On this day, I contemplate anew the abundance of freedom I am blessed with and I ask myself what can I do to use such freedoms to improve the lives of suffering people – from Dhaka, Bangladesh to Baghdad, Iraq and to Istanbul, Turkey, from southern Sudan to Southeast DC, from Mexico to Manila, and from the poorest communities of San Diego to those living in the slums of Sao Paulo? What can I do to provide more freedom to women whose bodies are daily abused, to those whose lives are never given a chance to live due to the abundant availability of abortion, and to those whose minds and bodies are completely addicted to drugs, alcohol or pornography?
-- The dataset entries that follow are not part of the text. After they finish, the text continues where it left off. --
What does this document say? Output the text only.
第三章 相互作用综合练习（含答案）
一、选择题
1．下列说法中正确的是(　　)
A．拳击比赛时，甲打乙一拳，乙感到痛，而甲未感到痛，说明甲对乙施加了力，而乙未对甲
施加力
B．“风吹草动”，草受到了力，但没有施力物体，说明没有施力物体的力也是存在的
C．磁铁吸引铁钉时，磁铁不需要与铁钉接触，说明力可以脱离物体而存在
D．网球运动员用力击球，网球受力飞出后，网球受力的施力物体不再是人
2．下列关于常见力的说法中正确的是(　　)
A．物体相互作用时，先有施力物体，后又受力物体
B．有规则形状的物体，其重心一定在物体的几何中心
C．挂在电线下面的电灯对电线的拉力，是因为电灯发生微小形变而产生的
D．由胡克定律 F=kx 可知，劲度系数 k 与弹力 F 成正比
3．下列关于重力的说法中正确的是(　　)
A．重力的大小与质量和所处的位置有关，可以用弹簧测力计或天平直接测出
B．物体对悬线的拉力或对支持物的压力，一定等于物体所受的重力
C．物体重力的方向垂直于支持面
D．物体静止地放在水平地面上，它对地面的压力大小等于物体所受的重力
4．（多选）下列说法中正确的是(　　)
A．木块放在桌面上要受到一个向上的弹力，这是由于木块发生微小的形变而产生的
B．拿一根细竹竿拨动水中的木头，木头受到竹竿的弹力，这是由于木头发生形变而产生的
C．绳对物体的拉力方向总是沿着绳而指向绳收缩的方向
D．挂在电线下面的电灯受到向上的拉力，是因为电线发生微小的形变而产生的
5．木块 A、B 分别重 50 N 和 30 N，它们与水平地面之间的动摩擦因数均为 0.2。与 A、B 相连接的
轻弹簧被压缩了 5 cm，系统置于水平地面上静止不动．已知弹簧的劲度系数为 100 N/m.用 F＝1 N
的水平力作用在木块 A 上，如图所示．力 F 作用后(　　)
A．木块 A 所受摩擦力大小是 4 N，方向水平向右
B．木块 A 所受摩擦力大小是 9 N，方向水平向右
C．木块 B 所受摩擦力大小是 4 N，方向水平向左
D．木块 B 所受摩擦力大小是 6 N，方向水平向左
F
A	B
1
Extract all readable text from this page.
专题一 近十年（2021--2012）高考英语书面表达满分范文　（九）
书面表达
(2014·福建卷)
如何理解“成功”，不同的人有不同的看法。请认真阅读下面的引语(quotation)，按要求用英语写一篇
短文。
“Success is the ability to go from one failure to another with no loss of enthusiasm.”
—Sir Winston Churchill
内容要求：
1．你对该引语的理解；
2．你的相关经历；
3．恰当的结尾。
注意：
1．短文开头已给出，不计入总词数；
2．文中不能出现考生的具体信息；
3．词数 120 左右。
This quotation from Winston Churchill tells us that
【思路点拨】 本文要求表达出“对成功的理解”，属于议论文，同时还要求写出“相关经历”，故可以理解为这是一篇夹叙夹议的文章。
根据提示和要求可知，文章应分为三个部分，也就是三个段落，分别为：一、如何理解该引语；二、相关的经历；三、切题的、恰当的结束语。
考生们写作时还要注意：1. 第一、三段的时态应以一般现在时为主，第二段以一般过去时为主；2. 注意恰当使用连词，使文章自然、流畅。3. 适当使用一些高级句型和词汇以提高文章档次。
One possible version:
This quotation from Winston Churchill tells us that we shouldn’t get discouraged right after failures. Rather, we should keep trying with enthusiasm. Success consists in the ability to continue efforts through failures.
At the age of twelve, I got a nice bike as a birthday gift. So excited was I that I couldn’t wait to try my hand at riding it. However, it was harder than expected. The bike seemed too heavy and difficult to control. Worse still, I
And, what can I do to help those so gripped by fear of the “unknown” or the “other” and so trapped by disgust, perhaps blinded by their own privileges and unaware of our country’s cultural selfishness, that their freedom to love, to learn from others, and to show compassion is severely limited? What can I do to help bring freedom there?

This fourth of July I celebrate freedom and I pray that my life, family, church, work, community, country, and friends around the world challenge one another to use our freedoms and blessings to bring freedom and blessings to the most abused and most vulnerable people in our communities, and across the globe.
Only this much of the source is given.